I was fourteen when the Aryan Brotherhood snatched me up off the streets. I didn’t quite grasp what they were, at first. They talked about unity, honor, social structure, that kind of thing. They sell it to you that way. And mostly, all they did was kill zombies. I never saw the other stuff.
Then they dragged in Joan, only I didn’t know her then. Hands down, she was the most interesting person I’d ever seen. A woman—a woman—wearing military clothes, braids torn, face bruised. She walked like a queen, and when a man spit on her, she smiled like it debased him.
They shut her in a cage and set me to guarding her. She screamed for the first few hours, but she stopped once her voice started to crack. I snuck her water, and after a couple days, we got to talking. Zombies, the bombings, the outside world—didn't matter what. It was talk or go crazy.
My superiors told me that women were either nice and or bitchy. Virgins or whores. Joan was everything. She always had something sensible to say, and she listened when I talked, got patient with me when I was wrong. She was smart, too. A military engineer.
Then one day one of my superiors came by with the key. Told me to get her out and take her to the other guys. I asked why, and he said
stress relief with a big, stretched-out grin.
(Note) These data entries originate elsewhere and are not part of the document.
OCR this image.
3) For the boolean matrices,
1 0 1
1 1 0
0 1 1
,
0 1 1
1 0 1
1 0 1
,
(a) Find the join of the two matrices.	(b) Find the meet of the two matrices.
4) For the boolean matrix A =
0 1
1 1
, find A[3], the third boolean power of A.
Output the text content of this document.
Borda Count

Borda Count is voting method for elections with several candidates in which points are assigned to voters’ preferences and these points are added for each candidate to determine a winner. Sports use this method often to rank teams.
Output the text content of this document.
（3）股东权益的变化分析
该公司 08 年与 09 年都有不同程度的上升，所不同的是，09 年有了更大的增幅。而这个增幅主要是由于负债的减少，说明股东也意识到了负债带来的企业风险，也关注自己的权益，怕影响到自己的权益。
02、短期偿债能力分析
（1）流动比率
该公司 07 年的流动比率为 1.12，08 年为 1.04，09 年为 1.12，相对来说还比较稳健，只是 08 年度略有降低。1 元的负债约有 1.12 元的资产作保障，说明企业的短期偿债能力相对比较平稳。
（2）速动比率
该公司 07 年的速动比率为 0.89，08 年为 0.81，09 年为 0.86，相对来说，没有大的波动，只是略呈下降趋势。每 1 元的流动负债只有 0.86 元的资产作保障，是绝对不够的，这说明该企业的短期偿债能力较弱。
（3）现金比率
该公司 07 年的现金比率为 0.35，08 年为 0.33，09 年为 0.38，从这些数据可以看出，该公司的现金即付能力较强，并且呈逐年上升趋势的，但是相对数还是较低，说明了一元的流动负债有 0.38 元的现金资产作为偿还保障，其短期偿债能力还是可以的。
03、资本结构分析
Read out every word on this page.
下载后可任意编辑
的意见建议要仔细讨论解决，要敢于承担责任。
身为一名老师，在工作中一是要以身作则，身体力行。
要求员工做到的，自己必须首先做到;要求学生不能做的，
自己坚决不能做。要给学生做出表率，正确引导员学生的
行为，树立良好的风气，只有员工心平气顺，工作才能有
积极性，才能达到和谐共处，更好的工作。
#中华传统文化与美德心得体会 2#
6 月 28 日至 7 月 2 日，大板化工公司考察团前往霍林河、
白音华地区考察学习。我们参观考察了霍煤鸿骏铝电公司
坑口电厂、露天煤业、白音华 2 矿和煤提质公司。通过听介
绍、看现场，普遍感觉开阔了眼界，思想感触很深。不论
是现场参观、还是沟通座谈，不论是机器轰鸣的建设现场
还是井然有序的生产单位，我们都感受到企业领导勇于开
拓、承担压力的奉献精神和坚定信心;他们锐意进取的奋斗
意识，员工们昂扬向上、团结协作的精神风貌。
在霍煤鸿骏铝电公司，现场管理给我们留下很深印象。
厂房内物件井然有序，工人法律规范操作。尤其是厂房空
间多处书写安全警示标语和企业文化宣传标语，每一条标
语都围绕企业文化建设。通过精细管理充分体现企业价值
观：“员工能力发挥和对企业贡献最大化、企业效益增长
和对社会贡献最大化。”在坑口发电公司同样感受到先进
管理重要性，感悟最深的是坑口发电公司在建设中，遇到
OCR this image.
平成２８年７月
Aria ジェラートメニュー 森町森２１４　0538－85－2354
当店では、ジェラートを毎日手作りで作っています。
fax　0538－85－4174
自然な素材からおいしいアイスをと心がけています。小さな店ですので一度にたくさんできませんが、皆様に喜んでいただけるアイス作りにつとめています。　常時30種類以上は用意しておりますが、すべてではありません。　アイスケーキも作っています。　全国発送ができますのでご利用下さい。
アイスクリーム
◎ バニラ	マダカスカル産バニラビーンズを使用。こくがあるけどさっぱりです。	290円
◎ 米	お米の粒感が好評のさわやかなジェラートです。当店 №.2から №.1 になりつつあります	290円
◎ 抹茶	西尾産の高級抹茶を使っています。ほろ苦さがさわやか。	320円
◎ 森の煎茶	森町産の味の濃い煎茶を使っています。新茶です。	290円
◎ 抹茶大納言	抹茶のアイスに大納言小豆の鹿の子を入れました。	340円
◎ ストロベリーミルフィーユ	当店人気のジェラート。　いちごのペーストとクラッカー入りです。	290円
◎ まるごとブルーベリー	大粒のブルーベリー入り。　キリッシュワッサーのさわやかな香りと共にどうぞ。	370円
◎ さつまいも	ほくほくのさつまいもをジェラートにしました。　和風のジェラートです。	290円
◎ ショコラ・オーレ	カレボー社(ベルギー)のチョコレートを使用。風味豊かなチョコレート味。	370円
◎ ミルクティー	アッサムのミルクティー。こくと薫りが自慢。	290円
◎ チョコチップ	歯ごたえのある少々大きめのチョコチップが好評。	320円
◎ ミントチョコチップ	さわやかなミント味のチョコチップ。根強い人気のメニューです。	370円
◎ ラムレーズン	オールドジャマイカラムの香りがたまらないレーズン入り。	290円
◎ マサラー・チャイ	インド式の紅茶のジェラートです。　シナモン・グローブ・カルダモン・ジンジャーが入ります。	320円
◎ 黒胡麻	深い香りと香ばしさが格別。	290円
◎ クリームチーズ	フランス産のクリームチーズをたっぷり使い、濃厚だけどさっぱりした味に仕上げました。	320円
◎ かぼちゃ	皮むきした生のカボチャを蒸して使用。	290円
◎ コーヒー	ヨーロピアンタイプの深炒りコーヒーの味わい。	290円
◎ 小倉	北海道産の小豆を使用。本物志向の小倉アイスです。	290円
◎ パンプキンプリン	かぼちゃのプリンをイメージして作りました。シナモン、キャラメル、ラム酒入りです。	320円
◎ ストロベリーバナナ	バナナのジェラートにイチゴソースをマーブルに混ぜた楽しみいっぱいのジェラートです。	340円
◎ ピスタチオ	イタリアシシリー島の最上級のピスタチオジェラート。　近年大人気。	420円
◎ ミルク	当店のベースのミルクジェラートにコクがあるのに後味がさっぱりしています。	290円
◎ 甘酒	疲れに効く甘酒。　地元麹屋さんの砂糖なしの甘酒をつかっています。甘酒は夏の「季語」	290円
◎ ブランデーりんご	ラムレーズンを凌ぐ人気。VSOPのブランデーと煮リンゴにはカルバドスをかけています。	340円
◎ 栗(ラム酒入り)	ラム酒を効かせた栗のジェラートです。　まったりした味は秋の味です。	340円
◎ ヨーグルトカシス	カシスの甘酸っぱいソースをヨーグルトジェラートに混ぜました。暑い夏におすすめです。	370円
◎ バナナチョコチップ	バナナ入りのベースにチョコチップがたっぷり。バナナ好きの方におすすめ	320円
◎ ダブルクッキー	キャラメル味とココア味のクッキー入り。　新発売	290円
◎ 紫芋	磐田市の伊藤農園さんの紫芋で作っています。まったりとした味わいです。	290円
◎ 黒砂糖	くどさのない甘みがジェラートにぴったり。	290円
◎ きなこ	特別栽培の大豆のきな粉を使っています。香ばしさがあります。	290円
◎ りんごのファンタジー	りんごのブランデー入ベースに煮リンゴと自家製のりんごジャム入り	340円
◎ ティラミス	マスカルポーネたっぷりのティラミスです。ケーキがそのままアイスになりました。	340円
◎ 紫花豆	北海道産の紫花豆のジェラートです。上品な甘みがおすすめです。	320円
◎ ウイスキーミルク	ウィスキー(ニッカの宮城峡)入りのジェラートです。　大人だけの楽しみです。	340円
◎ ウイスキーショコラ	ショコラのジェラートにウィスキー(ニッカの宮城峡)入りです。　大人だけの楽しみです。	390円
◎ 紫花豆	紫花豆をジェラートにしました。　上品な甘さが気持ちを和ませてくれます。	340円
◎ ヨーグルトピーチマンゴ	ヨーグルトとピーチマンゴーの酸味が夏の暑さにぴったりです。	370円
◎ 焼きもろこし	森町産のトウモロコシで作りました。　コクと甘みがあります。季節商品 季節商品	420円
I’ll never forget the look on Joan’s face right then. Just went all slack. My superiors always said that it was important to protect women because women were weak. That wasn’t true at all. I wanted to protect Joan because right then, she mattered to me more than anything else in the world.
So I shot my superior in the face.
___
When I finished telling my story, Salem looked at me funny. “Jesus, Dane. Did he die?”
“What do you mean, did he die?" I said. "I shot him in the goddamn face.”